There has been much discussion in policy and academic circles regarding terrorists building a crude nuclear device or stealing a nuclear weapon. Distinguished political scientist Graham Allison observed that “nuclear terrorists are most likely to use a small weapon stolen from the arsenal of one of the nuclear states.”⁵⁹ However, one of the world's leading terrorism experts, Brian Michael Jenkins, disputes this argument, noting, “While the possibility that some talented team of terrorists conceivably might someday design and build a crude nuclear device cannot be entirely dismissed, no terrorist group, not even those with potential access to poorly guarded nuclear sites like Russia's Chechens or those with hundreds of millions of dollars to spend like al Qaeda, has come close.”⁶⁰ Both Allison and Jenkins were referring to groups or cells of terrorists and not to lone wolf operatives, for which obtaining and using a nuclear weapon would be even more difficult. Lone wolves are, however, capable of setting off a “dirty bomb,” which is not a nuclear bomb but rather a conventional explosive filled with radioactive material.
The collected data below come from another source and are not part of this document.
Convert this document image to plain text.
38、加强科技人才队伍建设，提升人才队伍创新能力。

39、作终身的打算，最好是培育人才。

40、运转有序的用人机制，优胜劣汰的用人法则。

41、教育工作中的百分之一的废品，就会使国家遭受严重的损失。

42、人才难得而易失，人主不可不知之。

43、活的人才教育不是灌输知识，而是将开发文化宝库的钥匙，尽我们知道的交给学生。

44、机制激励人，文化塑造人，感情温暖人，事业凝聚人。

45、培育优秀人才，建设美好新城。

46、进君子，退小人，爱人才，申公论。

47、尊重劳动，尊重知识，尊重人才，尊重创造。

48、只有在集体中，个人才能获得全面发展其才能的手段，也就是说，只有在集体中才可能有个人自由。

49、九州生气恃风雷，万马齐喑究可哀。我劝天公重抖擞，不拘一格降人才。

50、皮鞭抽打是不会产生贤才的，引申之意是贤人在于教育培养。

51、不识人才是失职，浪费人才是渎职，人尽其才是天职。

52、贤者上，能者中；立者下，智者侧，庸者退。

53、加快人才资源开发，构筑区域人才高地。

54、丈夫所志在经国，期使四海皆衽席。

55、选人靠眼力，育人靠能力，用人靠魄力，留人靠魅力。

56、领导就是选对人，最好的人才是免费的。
While such an attack would not kill large numbers of people, except for those killed by the initial blast, it would still cause widespread panic and health problems related to airborne radiation.

Given how dangerous lone wolves can be, their creativity and innovation make them difficult to ignore. Yet there is a missing link in the story of lone wolf terrorism. Unlike many terrorist groups that have female members or even female leaders, the majority of lone wolves have been male. Why, then, have we not had many female lone wolves, and should we expect this to change in the coming years?